(snip)
Nevertheless, there's a feminist- or pre-feminist lesson here. Miers's whole story can be read as a cautionary tale for women on the move. It's about the sacrifices she made, the muzzled nature of her striving. The bleakest detail of Miers's résumé is that her decision to accept Jesus Christ as her savior took place at the office.

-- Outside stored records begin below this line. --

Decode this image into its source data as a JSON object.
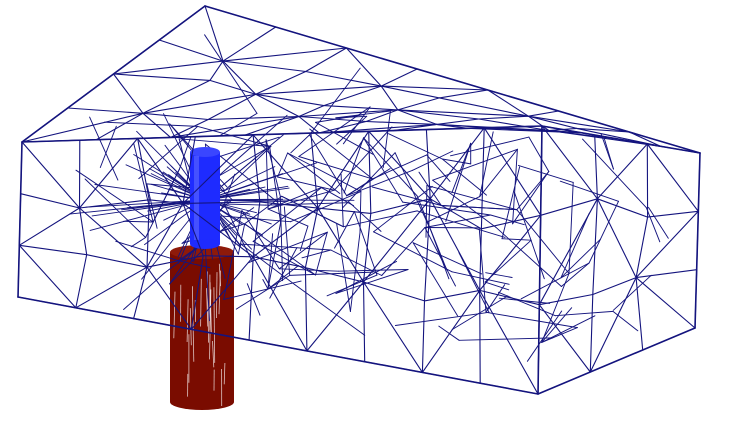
{
  "scene": {
    "background_color": "#ffffff",
    "mesh": {
      "kind": "tetrahedral-wireframe",
      "shape": "rectangular-box",
      "color": "#14147e"
    },
    "upper_cylinder": {
      "kind": "solid-cylinder",
      "color": "#1e2bff",
      "position": "inside-box"
    },
    "lower_cylinder": {
      "kind": "solid-cylinder",
      "color": "#7a0c00",
      "stripe_color": "#ffffff",
      "position": "extends-below-box"
    }
  }
}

You can imagine the scene with painful vividness as the lamp burned late at her tidy desk on the 35th floor of the Republic National Bank tower in downtown Dallas, where she worked at the law firm of Locke Purnell Boren Laney & Neely. Another night without a date. Another night that would end with her key turning in the lock of a dark apartment, a bag of groceries in one hand, a briefcase bulging with documents in the other. Like Condi Rice, who sacrificed so much of her personal life to become a policy nun and ultimately the high priestess of the Temple of the Two Bushes, Miers had paid a price for her single-minded pursuit of career advancement. She had shattered every glass ceiling of the Texas bar, only to be waiting alone after hours for her old pal Judge Nathan L. Hecht to pad down the corridor from his office with a consoling Bible and the promise of being born again.
(snip)
The difference between Rice and Miers is more than just the 10-year age gap or the psychic distance between Stanford and Dallas. Condi operates with careful deference, but unlike Miers she is more than just the skilled expediter of Bushean business. Condi has always been a peer who was too savvy to behave like one. While Miers stayed in a guest trailer on her visits to Crawford, Rice stayed at the ranch and worked out on the exercise bike next to Bush.
(snip)
Happy Birthday, Lady T(hatcher) -- and hail to you and all the women who've gone before! You won us the freedom to say that if opting for a Harriet Miers means we risk getting not just a sycophant but a stem-cell-banning, abortion-denying, Bible-thumping presidential sycophant, maybe we'd just as soon have a guy.